Thursday, March 21, 2013
Lady Windermere's Fan by Oscar Wilde, Austin Playhouse, March 15 - April 7, 2013
by Michael Meigs
Oscar Wilde wrote and proclaimed almost to tedious extent about aestheticism in his early career as writer, lecturer and journalist, and he was so well known for his extravagance and opinions that Gilbert & Sullivan had caricatured him in their 1881 operetta Patience. Wilde wrote a couple of dramatic tragedies in the 1880s that came to nothing, and in 1891 he wrote Salomé, in French. The Lord Chamberlain put a stop to Sara Bernhardt's plan to stage in London on the grounds that Biblical characters should not be depicted onstage.
In summer of 1891 on holiday in the north country Wilde sat down and produced the first of four society plays that were produced in London in the first half of the 1890's. Lady Windermere's Fan was the first of these, and it was a huge success, almost certainly because he endowed his characters with the wit, epigrams and repartee for which he himself was famous. These are scenes and domestic dilemmas of the idle rich, most of whom produce nothing but words. Wilde gleefully undermines the very society that lionized him. His stereotypes as are vivid as those who later populated P.G. Wodehouse's novels and they're equally, mindlessly devoted to their status quo as the 1%, but any one of them would serve as a charming dinner companion for a whole evening.

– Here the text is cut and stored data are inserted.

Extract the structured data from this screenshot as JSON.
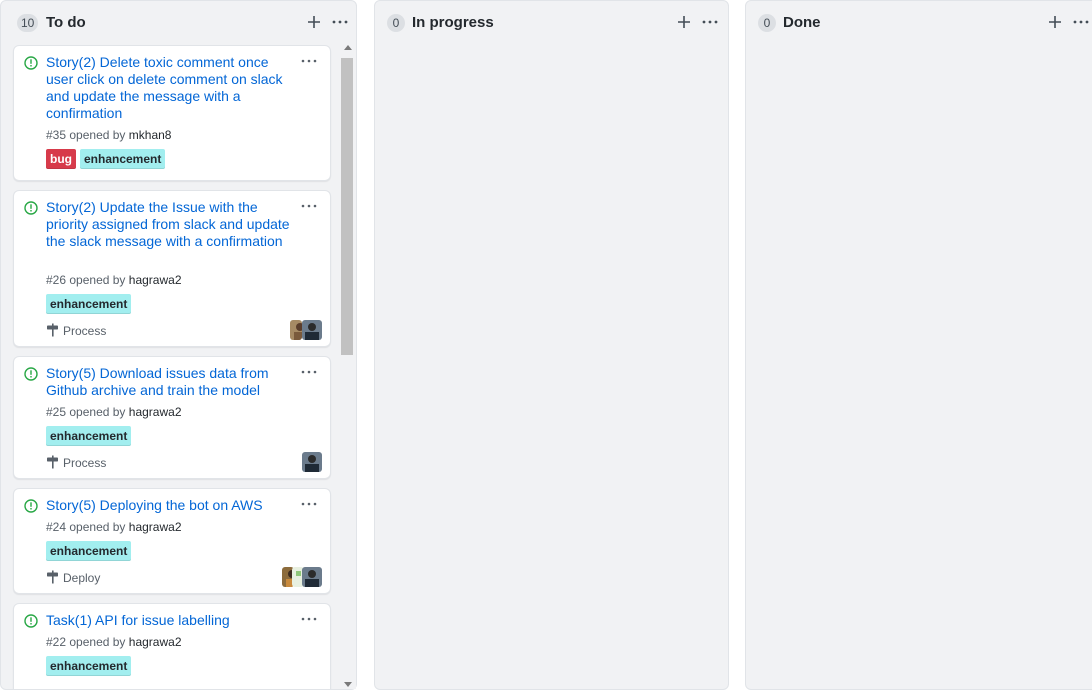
{
  "columns": [
    {
      "count": "10",
      "title": "To do",
      "cards": [
        {
          "title": "Story(2) Delete toxic comment once user click on delete comment on slack and update the message with a confirmation",
          "number": "#35",
          "opened_by": "opened by",
          "author": "mkhan8",
          "labels": [
            "bug",
            "enhancement"
          ],
          "milestone": "",
          "avatars": []
        },
        {
          "title": "Story(2) Update the Issue with the priority assigned from slack and update the slack message with a confirmation",
          "number": "#26",
          "opened_by": "opened by",
          "author": "hagrawa2",
          "labels": [
            "enhancement"
          ],
          "milestone": "Process",
          "avatars": [
            "avatar-1",
            "avatar-2"
          ]
        },
        {
          "title": "Story(5) Download issues data from Github archive and train the model",
          "number": "#25",
          "opened_by": "opened by",
          "author": "hagrawa2",
          "labels": [
            "enhancement"
          ],
          "milestone": "Process",
          "avatars": [
            "avatar-2"
          ]
        },
        {
          "title": "Story(5) Deploying the bot on AWS",
          "number": "#24",
          "opened_by": "opened by",
          "author": "hagrawa2",
          "labels": [
            "enhancement"
          ],
          "milestone": "Deploy",
          "avatars": [
            "avatar-3",
            "avatar-4",
            "avatar-2"
          ]
        },
        {
          "title": "Task(1) API for issue labelling",
          "number": "#22",
          "opened_by": "opened by",
          "author": "hagrawa2",
          "labels": [
            "enhancement"
          ],
          "milestone": "",
          "avatars": []
        }
      ]
    },
    {
      "count": "0",
      "title": "In progress",
      "cards": []
    },
    {
      "count": "0",
      "title": "Done",
      "cards": []
    }
  ],
  "icons": {
    "add": "plus-icon",
    "more": "kebab-horizontal-icon",
    "issue": "issue-opened-icon",
    "milestone": "milestone-icon"
  },
  "colors": {
    "link": "#0366d6",
    "issue_open": "#28a745",
    "bug_label": "#d73a4a",
    "enhancement_label": "#a2eeef",
    "column_bg": "#f1f2f4"
  }
}
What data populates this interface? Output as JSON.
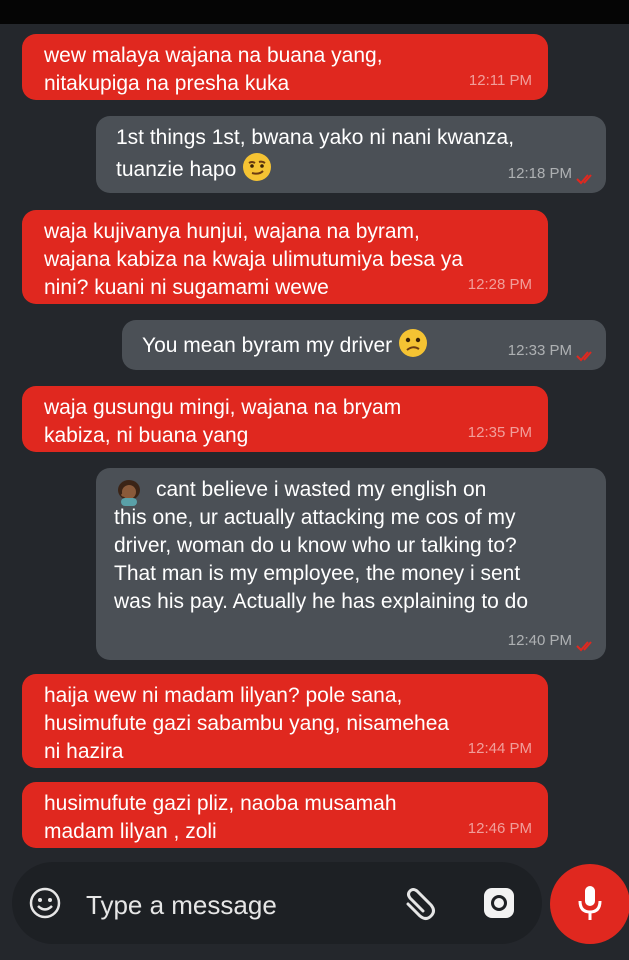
{
  "messages": [
    {
      "dir": "in",
      "text": "wew malaya wajana na buana yang,\nnitakupiga na presha kuka",
      "time": "12:11 PM"
    },
    {
      "dir": "out",
      "text": "1st things 1st, bwana yako ni nani kwanza,\ntuanzie hapo",
      "time": "12:18 PM",
      "emoji": "smirk-face-icon"
    },
    {
      "dir": "in",
      "text": "waja kujivanya hunjui, wajana na byram,\nwajana kabiza na kwaja ulimutumiya besa ya\nnini? kuani ni sugamami wewe",
      "time": "12:28 PM"
    },
    {
      "dir": "out",
      "text": "You mean byram my driver",
      "time": "12:33 PM",
      "emoji": "confused-face-icon"
    },
    {
      "dir": "in",
      "text": "waja gusungu mingi, wajana na bryam\nkabiza, ni buana yang",
      "time": "12:35 PM"
    },
    {
      "dir": "out",
      "text": "cant believe i wasted my english on\nthis one, ur actually attacking me cos of my\ndriver, woman do u know who ur talking to?\nThat man is my employee, the money i sent\nwas his pay. Actually he has explaining to do",
      "time": "12:40 PM",
      "emoji": "facepalm-woman-icon"
    },
    {
      "dir": "in",
      "text": "haija wew ni madam lilyan? pole sana,\nhusimufute gazi sabambu yang, nisamehea\nni hazira",
      "time": "12:44 PM"
    },
    {
      "dir": "in",
      "text": "husimufute gazi pliz, naoba musamah\nmadam lilyan , zoli",
      "time": "12:46 PM"
    }
  ],
  "composer": {
    "placeholder": "Type a message",
    "emoji_button_icon": "smiley-icon",
    "attach_icon": "paperclip-icon",
    "camera_icon": "camera-icon",
    "mic_icon": "microphone-icon"
  },
  "colors": {
    "incoming": "#e0281f",
    "outgoing": "#4b5056",
    "background": "#24272c",
    "read_ticks": "#e0281f"
  }
}
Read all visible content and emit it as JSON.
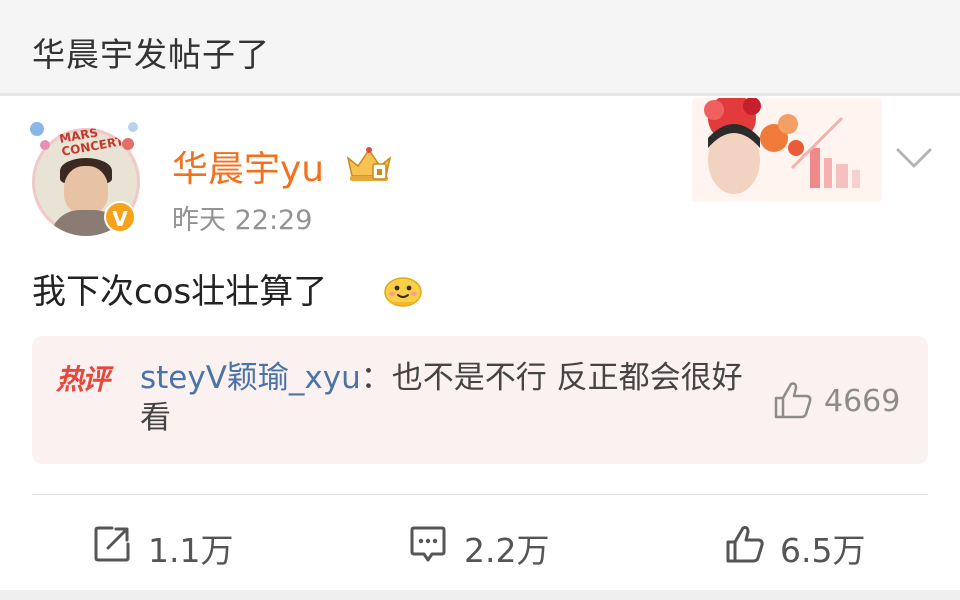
{
  "header": {
    "title": "华晨宇发帖子了"
  },
  "post": {
    "author": {
      "name": "华晨宇yu",
      "verified_badge": "V",
      "avatar_logo_text": "MARS CONCERT"
    },
    "time": "昨天 22:29",
    "content": "我下次cos壮壮算了",
    "content_emoji": "emoji-face",
    "hot_comment": {
      "tag": "热评",
      "commenter": "steyV颖瑜_xyu",
      "separator": "：",
      "text": "也不是不行 反正都会很好看",
      "likes": "4669"
    }
  },
  "actions": {
    "repost_count": "1.1万",
    "comment_count": "2.2万",
    "like_count": "6.5万"
  },
  "colors": {
    "accent_orange": "#f2711c",
    "hot_tag_red": "#e8473c",
    "commenter_blue": "#4a73a8",
    "hot_box_bg": "#fbf1f0"
  }
}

The structure of Lady Windermere's Fan is that of the "well-made play" typical of 19th century drama, in which a a dramatic plot is driven by secrets that are described and gradually brought to light, often through the device of a letter or object that reveals hidden information. This is a plot turn as old as the theatre itself, of course, and no doubt those London audiences in evening clothes were agreeably pleased when the sweet young Lady Windermere's fan, a present from her husband of two years, turns up in the private quarters of the sleekly caddish Lord Darlington.
Wilde artfully turns the discovery into an opportunity for the outsider, Mrs. Erling of dubious past, to intervene and cover for the ingénue. His clever turn is that the play does not end in the expected revelation; instead, there are two mirrored secrets that are successfully covered up and an identity that is revealed to the audience but not to the character most closely concerned by it.